Ma come si permette Brunetta, è insorto il professor Grasso, di salire in cattedra per bocciare o promuovere i conduttori dei talk show dimenticandosi, quale membro della Commissione di vigilanza Rai, di ritrovarsi nel ruolo infido di controllore e controllato.
Sai poi che cosa nuova nel Paese dei conflitti d'interessi diffusi in cui l'Rcs che paga Grasso vanta qualche primato!
Forse, lo stakanovista di via Solferino con la sua tiratina moralistica non immaginava di accendere una luce nel buio inconfessabile sulla sua attività di "criticone" al di sopra di ogni sospetto. Così da attirarsi qualche zanzara molesta.

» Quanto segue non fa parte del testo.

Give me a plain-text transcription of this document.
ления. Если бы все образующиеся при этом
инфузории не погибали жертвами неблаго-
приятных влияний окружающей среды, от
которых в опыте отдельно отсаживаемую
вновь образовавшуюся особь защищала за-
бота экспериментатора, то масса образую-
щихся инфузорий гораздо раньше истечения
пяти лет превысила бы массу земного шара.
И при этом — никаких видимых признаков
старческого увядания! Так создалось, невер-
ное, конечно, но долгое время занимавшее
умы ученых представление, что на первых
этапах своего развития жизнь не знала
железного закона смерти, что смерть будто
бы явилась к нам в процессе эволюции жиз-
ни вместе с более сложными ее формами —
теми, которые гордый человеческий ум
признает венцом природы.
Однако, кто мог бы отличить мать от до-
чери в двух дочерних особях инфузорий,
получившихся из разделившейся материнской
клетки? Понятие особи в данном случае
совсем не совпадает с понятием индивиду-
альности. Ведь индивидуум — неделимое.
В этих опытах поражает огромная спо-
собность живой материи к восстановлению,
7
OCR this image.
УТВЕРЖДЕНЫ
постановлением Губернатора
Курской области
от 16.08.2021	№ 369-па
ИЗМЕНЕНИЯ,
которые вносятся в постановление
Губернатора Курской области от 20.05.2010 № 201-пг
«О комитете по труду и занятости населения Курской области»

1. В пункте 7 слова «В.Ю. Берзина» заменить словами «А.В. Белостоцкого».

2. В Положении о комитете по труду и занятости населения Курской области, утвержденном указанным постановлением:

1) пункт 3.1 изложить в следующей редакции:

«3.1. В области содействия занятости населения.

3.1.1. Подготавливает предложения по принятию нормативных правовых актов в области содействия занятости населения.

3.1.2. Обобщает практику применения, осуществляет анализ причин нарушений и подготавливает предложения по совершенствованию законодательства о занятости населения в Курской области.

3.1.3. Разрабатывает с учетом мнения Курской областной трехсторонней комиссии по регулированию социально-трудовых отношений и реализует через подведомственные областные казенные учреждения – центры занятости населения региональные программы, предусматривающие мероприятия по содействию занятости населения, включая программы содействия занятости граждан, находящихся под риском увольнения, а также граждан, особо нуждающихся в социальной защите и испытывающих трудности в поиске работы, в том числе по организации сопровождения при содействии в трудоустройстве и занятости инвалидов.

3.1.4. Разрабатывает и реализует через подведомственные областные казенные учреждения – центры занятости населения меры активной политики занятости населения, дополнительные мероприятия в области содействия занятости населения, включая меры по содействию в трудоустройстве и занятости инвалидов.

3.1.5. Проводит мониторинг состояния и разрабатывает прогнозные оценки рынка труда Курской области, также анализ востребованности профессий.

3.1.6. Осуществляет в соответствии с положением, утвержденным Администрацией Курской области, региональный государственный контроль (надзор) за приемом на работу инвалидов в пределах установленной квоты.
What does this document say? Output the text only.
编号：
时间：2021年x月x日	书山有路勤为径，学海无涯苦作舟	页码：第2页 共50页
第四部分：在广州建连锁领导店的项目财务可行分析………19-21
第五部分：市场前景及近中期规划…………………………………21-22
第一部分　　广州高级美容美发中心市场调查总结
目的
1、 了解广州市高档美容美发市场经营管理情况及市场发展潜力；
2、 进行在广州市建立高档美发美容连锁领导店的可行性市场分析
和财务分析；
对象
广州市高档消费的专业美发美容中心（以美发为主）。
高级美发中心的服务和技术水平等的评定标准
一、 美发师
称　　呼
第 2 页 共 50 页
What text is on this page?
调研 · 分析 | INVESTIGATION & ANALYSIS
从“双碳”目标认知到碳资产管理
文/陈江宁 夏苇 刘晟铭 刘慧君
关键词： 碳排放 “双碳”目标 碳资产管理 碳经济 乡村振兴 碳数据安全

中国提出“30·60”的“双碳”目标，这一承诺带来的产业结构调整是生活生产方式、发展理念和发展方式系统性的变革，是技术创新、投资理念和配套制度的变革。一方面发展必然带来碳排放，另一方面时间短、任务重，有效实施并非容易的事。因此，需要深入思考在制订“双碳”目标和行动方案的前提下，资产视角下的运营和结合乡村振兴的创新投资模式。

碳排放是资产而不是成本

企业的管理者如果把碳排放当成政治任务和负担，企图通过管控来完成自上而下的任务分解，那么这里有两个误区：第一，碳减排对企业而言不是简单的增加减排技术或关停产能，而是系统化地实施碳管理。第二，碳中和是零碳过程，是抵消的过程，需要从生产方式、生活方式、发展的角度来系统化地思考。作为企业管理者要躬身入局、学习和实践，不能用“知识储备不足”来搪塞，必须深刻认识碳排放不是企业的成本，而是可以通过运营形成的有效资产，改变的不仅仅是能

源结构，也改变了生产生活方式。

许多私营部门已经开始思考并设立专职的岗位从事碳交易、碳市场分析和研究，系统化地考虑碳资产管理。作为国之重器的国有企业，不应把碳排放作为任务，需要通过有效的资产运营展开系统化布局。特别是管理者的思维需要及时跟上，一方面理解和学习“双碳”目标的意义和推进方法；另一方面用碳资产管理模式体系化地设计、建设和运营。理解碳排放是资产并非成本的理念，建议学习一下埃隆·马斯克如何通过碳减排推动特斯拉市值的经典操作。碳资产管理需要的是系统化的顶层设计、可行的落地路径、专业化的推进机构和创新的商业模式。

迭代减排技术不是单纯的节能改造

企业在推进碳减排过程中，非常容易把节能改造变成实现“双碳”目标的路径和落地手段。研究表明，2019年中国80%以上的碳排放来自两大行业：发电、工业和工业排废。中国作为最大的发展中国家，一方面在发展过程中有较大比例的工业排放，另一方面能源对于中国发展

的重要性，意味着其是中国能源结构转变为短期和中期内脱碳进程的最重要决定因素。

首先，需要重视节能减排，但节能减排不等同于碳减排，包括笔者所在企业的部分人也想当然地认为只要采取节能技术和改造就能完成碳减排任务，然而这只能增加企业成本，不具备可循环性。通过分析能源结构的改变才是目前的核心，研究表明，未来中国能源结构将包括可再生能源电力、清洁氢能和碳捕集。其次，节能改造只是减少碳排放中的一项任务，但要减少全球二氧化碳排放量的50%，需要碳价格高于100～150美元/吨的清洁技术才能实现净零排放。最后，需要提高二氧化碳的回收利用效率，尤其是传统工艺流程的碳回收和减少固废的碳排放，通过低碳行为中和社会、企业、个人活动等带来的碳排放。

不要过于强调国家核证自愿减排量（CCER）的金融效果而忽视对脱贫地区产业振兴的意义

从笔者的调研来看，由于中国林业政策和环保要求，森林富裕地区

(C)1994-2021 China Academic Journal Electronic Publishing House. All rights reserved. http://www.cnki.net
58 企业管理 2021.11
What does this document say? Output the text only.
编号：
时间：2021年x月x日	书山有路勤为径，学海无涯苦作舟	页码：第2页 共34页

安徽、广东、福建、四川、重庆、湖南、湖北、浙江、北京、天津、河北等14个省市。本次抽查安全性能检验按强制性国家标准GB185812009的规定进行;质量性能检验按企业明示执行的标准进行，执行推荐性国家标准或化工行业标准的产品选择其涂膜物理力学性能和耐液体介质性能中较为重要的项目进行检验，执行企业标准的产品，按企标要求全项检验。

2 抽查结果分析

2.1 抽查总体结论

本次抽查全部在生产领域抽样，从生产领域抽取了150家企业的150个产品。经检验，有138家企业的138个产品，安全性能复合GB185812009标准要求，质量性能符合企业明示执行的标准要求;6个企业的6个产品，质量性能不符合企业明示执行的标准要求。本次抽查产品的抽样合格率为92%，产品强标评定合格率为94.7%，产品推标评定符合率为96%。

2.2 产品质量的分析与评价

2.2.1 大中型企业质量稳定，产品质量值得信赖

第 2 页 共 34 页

Aldo Grasso dimentica, infatti, di essere stato un ex lottizzato Rai, ai tempi del Professori in viale Mazzini (direttore dei programmi radiofonici). E quanto a conflitti d'interesse, prima di buttarsi dal trampolino per i suoi spericolati esercizi di critica, Aldo-Lulù dovrebbe ricordarsi pure che anche lui convive con i suoi gagliardi conflitti interesse.
Già , dedicare un markettone di mezza pagina sul quotidiano di Via Solferino per decantare la bontà della serie tv prodotta e mandata in onda dal "suo" Corriere.tv, non è altro che un tuffo in quel mare melmoso in cui, secondo Grasso, annasperebbe il povero e inesperto Brunetta.
Allora, parafrasando l'ironico stile di Marcello Marchesi, potremmo aggiungere: "Dannata stampa: in media stat virus".